Was the project successful?

The research produced valuable insight about our target audience and even about the potential features that they found valuable. These were built into sketches, lo-fi wireframes, and then a hi-fi. These wireframes were tested with our target audience and then appropriate changes were made. Although some tasks proved to be difficult or impossible for some users, valuable insight was gleaned to eliminate these pain points. Thus, I deem this project was a success.

What can be improved?

There are a number of additions I would make moving forward; before and after completing more user tests. Firstly, I would conduct another round of user testing to verify that the above iterations eliminated the pain points experienced by previous users that prevented them from completing tasks 1 and 2. Based on the feedback, I would either continue to iterate for those two tasks or I would complete all of the remaining suggested iterations (take aways) based on user-testing and follow that up with another round of testing.

Lastly, there were a number of feature ideas that were not included in this round of designs due to time and project constraints. Taking time to plan these designs with the support of user research could prove to be valuable for our target audience. These designs include but are not limited to a whiteboard feature and lesson plan integration.

What did I learn?

“User mistakes do not mean a failed project!”

During the user testing phase, I identified tasks 3 and 4 as the most important from their empathy map.
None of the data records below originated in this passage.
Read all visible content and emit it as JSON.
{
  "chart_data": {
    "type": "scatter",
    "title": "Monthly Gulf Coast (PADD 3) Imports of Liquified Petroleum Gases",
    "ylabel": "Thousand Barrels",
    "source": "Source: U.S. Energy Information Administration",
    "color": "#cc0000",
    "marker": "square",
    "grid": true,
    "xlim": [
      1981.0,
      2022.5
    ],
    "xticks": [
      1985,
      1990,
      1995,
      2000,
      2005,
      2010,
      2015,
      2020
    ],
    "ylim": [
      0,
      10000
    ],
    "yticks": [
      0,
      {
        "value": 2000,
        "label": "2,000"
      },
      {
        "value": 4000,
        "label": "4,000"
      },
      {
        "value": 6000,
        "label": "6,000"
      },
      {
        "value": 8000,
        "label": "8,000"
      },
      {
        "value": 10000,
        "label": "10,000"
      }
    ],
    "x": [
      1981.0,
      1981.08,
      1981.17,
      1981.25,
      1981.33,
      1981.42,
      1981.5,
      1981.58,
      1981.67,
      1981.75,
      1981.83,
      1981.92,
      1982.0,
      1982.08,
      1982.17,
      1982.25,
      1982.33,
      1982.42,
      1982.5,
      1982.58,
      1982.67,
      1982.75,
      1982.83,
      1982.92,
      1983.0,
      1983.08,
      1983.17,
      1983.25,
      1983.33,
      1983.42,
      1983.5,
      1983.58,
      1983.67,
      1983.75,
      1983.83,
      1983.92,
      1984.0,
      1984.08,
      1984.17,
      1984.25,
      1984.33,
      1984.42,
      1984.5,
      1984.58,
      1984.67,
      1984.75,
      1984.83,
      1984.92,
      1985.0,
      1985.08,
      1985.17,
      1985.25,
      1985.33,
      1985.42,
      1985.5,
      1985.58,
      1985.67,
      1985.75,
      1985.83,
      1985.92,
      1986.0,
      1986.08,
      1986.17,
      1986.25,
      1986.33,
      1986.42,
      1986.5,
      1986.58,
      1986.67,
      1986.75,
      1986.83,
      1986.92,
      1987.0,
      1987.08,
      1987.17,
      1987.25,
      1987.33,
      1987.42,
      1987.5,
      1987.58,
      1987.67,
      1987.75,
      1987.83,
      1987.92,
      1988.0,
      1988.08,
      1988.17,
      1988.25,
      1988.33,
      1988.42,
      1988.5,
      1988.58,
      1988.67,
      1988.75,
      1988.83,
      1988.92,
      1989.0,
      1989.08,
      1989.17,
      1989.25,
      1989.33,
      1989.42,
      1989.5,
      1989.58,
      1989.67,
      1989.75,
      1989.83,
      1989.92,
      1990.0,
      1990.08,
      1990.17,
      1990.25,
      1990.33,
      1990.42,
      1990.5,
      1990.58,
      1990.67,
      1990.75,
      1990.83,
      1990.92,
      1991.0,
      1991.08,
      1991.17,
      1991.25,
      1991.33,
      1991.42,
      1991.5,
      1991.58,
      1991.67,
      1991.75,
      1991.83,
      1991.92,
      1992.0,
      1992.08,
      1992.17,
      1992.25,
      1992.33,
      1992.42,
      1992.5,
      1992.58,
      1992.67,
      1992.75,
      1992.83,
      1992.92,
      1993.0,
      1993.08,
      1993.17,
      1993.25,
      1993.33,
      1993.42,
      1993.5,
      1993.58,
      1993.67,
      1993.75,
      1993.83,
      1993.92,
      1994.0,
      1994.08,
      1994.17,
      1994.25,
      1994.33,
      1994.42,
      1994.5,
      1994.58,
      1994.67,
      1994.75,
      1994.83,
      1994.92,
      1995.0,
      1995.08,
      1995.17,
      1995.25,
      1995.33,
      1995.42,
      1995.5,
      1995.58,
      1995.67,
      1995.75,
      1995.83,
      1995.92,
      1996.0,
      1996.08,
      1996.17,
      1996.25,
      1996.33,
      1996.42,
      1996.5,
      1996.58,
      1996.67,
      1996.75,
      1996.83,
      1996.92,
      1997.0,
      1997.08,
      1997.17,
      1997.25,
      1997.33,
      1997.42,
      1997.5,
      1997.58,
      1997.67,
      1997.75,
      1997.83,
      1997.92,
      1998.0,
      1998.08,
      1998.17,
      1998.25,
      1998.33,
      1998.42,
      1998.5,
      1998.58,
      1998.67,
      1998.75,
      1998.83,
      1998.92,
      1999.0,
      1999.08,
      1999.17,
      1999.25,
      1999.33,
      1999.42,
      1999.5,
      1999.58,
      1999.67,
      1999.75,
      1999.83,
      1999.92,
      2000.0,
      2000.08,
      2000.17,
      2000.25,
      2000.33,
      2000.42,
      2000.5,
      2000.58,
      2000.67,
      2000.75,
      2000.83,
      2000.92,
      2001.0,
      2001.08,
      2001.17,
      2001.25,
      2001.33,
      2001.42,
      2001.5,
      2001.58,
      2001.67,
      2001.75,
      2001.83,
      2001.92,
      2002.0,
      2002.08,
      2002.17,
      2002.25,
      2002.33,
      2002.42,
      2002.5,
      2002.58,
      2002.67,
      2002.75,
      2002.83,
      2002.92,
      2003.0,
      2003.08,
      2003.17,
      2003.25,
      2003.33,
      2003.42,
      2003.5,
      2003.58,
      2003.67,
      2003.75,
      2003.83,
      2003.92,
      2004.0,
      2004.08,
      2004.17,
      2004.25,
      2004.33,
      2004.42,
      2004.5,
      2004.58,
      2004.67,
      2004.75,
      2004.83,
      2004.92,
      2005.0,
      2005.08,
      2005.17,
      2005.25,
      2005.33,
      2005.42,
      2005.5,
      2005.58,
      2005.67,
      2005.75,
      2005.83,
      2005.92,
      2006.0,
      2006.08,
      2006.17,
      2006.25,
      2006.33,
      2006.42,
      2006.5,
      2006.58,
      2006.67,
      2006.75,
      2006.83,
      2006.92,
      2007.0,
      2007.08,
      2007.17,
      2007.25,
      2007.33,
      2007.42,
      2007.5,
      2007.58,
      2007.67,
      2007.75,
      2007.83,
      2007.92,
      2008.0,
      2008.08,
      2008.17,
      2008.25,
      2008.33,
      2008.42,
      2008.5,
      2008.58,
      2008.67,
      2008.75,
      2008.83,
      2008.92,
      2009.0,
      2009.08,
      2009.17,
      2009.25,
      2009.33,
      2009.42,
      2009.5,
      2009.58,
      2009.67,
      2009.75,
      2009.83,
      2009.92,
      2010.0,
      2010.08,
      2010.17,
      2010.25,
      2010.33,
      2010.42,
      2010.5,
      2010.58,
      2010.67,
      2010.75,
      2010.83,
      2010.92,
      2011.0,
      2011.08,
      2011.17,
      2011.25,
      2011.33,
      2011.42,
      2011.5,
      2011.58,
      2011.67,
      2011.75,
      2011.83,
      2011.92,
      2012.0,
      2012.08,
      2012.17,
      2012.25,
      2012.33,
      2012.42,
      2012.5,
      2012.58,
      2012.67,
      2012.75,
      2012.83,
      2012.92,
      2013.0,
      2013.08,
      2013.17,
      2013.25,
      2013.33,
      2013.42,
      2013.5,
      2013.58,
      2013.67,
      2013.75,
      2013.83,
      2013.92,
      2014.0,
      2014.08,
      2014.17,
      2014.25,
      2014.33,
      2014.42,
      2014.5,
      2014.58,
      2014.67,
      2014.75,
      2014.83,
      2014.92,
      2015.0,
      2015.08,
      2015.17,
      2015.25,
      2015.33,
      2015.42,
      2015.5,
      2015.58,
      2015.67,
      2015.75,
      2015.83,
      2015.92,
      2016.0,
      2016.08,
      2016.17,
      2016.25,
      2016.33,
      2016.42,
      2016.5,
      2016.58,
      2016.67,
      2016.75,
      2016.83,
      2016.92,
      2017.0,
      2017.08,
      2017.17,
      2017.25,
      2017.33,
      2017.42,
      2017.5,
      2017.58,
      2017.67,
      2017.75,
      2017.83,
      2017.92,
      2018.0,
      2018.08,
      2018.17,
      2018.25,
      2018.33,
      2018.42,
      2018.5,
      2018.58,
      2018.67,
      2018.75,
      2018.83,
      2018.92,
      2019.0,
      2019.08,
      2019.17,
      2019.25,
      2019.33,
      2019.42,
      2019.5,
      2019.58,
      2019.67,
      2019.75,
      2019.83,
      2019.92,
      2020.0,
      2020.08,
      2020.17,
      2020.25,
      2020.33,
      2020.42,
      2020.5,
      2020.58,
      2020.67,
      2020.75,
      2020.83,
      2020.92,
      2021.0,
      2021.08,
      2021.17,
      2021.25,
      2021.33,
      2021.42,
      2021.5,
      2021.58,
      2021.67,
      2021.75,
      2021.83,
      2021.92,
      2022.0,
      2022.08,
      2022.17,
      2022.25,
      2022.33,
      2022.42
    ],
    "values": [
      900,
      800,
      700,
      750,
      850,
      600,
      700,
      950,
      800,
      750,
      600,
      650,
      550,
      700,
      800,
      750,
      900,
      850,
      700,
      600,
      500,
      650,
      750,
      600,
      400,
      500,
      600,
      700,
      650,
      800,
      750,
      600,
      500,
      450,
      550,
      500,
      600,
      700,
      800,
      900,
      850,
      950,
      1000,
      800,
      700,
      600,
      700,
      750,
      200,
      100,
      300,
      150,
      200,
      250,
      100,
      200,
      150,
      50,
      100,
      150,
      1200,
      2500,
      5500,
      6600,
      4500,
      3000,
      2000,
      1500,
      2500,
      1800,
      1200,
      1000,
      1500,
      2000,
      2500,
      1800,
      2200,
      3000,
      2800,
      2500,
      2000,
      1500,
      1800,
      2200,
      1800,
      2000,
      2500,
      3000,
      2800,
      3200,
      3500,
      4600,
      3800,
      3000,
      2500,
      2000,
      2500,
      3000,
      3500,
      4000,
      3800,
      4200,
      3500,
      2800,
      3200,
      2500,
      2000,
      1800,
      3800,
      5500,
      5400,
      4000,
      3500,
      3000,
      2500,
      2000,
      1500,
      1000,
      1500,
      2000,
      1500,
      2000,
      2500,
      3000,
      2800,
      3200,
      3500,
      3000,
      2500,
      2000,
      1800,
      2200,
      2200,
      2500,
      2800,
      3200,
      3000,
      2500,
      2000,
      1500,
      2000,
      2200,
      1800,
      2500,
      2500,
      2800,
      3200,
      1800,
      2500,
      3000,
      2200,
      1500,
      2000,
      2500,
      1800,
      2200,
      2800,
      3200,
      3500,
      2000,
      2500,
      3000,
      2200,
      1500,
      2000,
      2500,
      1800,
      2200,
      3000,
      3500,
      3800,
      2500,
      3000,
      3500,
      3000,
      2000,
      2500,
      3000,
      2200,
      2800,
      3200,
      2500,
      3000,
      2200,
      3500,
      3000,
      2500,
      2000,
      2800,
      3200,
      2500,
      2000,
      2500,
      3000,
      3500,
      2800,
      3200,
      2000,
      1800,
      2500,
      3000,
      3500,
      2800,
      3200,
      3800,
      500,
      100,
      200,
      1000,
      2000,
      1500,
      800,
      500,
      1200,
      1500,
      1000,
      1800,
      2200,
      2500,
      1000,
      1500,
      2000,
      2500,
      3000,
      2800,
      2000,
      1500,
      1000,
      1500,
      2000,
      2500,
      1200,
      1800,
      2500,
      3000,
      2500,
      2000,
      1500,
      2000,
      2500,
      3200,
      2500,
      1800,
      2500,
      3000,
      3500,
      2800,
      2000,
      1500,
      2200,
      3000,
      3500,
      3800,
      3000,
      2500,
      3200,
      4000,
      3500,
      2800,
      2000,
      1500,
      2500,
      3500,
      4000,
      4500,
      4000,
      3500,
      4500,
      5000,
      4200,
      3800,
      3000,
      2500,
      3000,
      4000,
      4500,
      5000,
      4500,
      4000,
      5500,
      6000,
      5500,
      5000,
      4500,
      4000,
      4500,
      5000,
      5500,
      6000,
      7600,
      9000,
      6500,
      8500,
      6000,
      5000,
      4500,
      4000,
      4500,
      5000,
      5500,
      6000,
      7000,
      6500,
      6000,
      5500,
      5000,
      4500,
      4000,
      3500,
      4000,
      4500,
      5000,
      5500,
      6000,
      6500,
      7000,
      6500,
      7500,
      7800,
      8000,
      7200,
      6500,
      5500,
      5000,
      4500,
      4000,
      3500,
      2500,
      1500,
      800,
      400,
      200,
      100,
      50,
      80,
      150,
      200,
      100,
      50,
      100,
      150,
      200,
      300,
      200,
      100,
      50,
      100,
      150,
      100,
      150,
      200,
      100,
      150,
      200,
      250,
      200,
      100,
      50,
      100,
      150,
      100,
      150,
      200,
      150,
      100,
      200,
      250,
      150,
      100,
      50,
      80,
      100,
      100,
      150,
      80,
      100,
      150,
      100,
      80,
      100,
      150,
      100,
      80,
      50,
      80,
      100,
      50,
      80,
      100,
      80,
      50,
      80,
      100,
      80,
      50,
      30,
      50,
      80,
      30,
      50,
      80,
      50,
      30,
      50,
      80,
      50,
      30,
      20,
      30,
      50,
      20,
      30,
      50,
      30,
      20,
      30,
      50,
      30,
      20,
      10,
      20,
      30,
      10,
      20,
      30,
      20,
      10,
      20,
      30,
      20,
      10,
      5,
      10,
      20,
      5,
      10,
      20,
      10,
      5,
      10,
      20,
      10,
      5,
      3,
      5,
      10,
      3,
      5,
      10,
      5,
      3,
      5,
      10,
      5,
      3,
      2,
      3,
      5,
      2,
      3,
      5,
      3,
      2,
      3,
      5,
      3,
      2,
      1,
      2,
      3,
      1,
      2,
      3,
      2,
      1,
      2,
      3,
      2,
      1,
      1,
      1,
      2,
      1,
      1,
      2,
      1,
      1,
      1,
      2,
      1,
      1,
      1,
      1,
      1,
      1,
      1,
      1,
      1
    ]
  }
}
Tasks 1 and 2 (finding the messages and event page) was purposefully placed first in the prototyped user testing sequence in an effort to ease users into the conceptually more complex task of releasing and requesting students.

I was very surprised to find that all three users had issues completing what I deemed to be the easier tasks and no issues at all completing what I thought were more difficult tasks. As a designer it’s important to remember that iterations are an important process in refining the uability. Bad insights do not mean a bad product, they are simply indications of changes that could improve usability.

To correct the major pain points within the first two tasks, very small (but impactful) design changes were made. With more time, I would run another usability test to confirm their success.